You can take the Atmega out of the socket and attach it to a "bare-bone" circuit on a breadboard. Now use a FTDI serial connection to check if the Arduino Atmega is still alive.
I would not trust anything on that board. If components did not die immediately, they can certainly be damaged and die at a later stage.
Buy a new one.
I agree with Leroy2007. If the PC doesn't recognize your Arduino the small 16U2 (for the USB connection) might be broken. The middle of the three pins in your picture is +5V, so if you hit that pin with 12V the chance of killing the USB chip and the Atmega328p at the same time is very high.

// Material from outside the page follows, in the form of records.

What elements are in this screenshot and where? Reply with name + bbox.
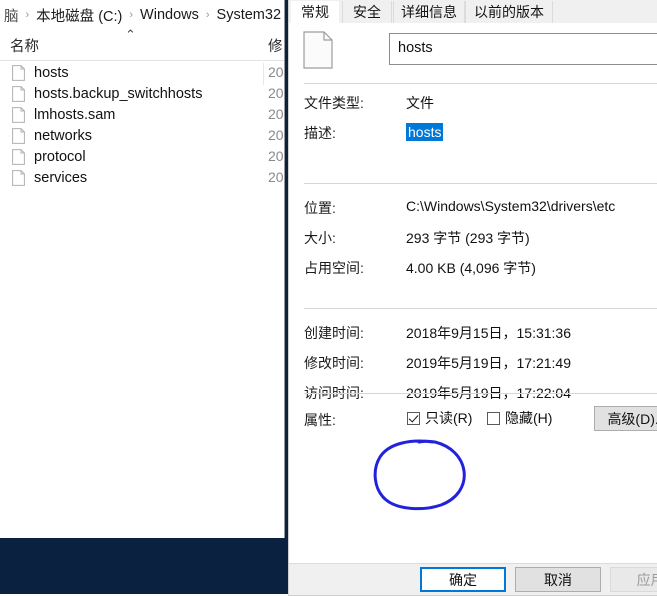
property-label: 占用空间: (304, 260, 364, 276)
column-header-row: 名称 ⌃ 修 (0, 27, 284, 85)
divider (304, 183, 657, 184)
file-date-modified: 20 (268, 169, 284, 185)
tab-1[interactable]: 安全 (342, 1, 392, 23)
property-value: 2018年9月15日，15:31:36 (406, 325, 571, 341)
file-date-modified: 20 (268, 64, 284, 80)
tab-0[interactable]: 常规 (291, 1, 339, 23)
property-row: 占用空间: 4.00 KB (4,096 字节) (289, 258, 657, 280)
tab-2[interactable]: 详细信息 (393, 1, 465, 23)
property-row: 修改时间: 2019年5月19日，17:21:49 (289, 353, 657, 375)
ok-button[interactable]: 确定 (420, 567, 506, 592)
divider (304, 393, 657, 394)
readonly-checkbox[interactable]: 只读(R) (407, 408, 472, 428)
property-row: 描述: hosts (289, 123, 657, 145)
file-list-item[interactable]: protocol 20 (0, 146, 284, 167)
column-header-date-modified[interactable]: 修 (268, 35, 284, 56)
file-type-icon (303, 31, 333, 69)
file-list-item[interactable]: hosts 20 (0, 62, 284, 83)
property-label: 描述: (304, 125, 336, 141)
file-icon (12, 169, 25, 186)
sort-ascending-icon: ⌃ (125, 27, 136, 42)
breadcrumb-item-1[interactable]: 本地磁盘 (C:) (34, 5, 124, 26)
advanced-button[interactable]: 高级(D)... (594, 406, 657, 431)
property-row: 创建时间: 2018年9月15日，15:31:36 (289, 323, 657, 345)
breadcrumb-item-2[interactable]: Windows (138, 7, 201, 23)
divider (304, 308, 657, 309)
file-date-modified: 20 (268, 106, 284, 122)
file-explorer-window: 脑 › 本地磁盘 (C:) › Windows › System32 名称 ⌃ … (0, 0, 285, 538)
file-list-item[interactable]: hosts.backup_switchhosts 20 (0, 83, 284, 104)
breadcrumb[interactable]: 脑 › 本地磁盘 (C:) › Windows › System32 (0, 0, 284, 31)
tab-strip: 常规 安全 详细信息 以前的版本 (289, 1, 657, 23)
checkbox-unchecked-icon[interactable] (487, 411, 500, 425)
file-name-label: lmhosts.sam (34, 106, 116, 123)
file-icon (12, 148, 25, 165)
file-name-label: services (34, 169, 88, 186)
apply-button: 应用( (610, 567, 657, 592)
file-icon (12, 106, 25, 123)
property-row: 大小: 293 字节 (293 字节) (289, 228, 657, 250)
property-label: 修改时间: (304, 355, 364, 371)
breadcrumb-separator-icon: › (129, 9, 134, 21)
tab-3[interactable]: 以前的版本 (465, 1, 553, 23)
column-header-name[interactable]: 名称 (10, 35, 39, 56)
property-value: C:\Windows\System32\drivers\etc (406, 198, 616, 214)
property-label: 大小: (304, 230, 336, 246)
breadcrumb-separator-icon: › (205, 9, 210, 21)
file-icon (12, 64, 25, 81)
file-properties-dialog: 常规安全详细信息以前的版本 hosts ▪ 文件类型: 文件描述: hosts 位置:… (288, 0, 657, 596)
attributes-label: 属性: (304, 412, 336, 428)
dialog-body: hosts ▪ 文件类型: 文件描述: hosts 位置: C:\Windows\Sys… (289, 23, 657, 563)
hidden-label: 隐藏(H) (505, 410, 553, 426)
breadcrumb-item-0[interactable]: 脑 (2, 5, 21, 26)
property-value: 2019年5月19日，17:21:49 (406, 355, 571, 371)
property-row: 位置: C:\Windows\System32\drivers\etc (289, 198, 657, 220)
property-label: 创建时间: (304, 325, 364, 341)
cancel-button[interactable]: 取消 (515, 567, 601, 592)
file-name-label: networks (34, 127, 93, 144)
breadcrumb-separator-icon: › (25, 9, 30, 21)
file-icon (12, 127, 25, 144)
file-name-label: protocol (34, 148, 86, 165)
file-list[interactable]: hosts 20 hosts.backup_switchhosts 20 lmhosts… (0, 62, 284, 532)
checkbox-checked-icon[interactable] (407, 411, 420, 425)
file-name-label: hosts (34, 64, 69, 81)
property-row: 文件类型: 文件 (289, 93, 657, 115)
dialog-footer: 确定 取消 应用( (289, 563, 657, 595)
breadcrumb-item-3[interactable]: System32 (215, 7, 283, 23)
property-value: 文件 (406, 95, 434, 111)
readonly-label: 只读(R) (425, 410, 473, 426)
file-name-label: hosts.backup_switchhosts (34, 85, 203, 102)
divider (304, 83, 657, 84)
property-label: 位置: (304, 200, 336, 216)
property-value[interactable]: hosts (406, 123, 444, 141)
file-list-item[interactable]: lmhosts.sam 20 (0, 104, 284, 125)
file-name-input[interactable]: hosts ▪ (389, 33, 657, 65)
file-list-item[interactable]: networks 20 (0, 125, 284, 146)
file-date-modified: 20 (268, 127, 284, 143)
file-date-modified: 20 (268, 85, 284, 101)
property-value: 293 字节 (293 字节) (406, 230, 530, 246)
file-name-value: hosts (398, 40, 433, 56)
handdrawn-circle-annotation (371, 437, 477, 513)
file-list-item[interactable]: services 20 (0, 167, 284, 188)
property-row: 访问时间: 2019年5月19日，17:22:04 (289, 383, 657, 405)
hidden-checkbox[interactable]: 隐藏(H) (487, 408, 552, 428)
property-label: 文件类型: (304, 95, 364, 111)
property-value: 4.00 KB (4,096 字节) (406, 260, 536, 276)
file-date-modified: 20 (268, 148, 284, 164)
attributes-row: 属性: 只读(R) 隐藏(H) 高级(D)... (289, 406, 657, 432)
file-icon (12, 85, 25, 102)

I think you'll need a new Arduino
Nope, that board is hosed.
If it doesn't detect on USB (assuming you know you have working drivers - the clones use different drivers than the official boards to), the serial adapter chip is dead - while the 328p is in the socket, the 16u2 on official boards (and the LM358 opamp used for the power supply switching and buffering the pin13 LED) is much easier to trash than the 328p.
The clones that use the CH340G instead of the 16u2 are generally harder to destroy; the 16u2 will blow if you look at it and imagine abusing the power rails, while CH340G boards rarely lose the serial adapter (the aforementioned opamp can still be blown easily though). Though exposing any arduino board to 12v (assuming no current limiting - 12v via, say, a 10k resistor or something to an I/O pin, should be okay; max through protection diode I think is 1mA, so 7/10,000 = 0.7 -> fine) is likely to trash any of them. The 328p is probably trashed too, anyway.
Like, whether you exposed the 5v rail or an I/O pin to 12v (in the case of the I/O pin, that would get onto the 5v rail via the protection diode, which in turn was what killed the 16u2), I can't imagine how that chip isn't totally dead.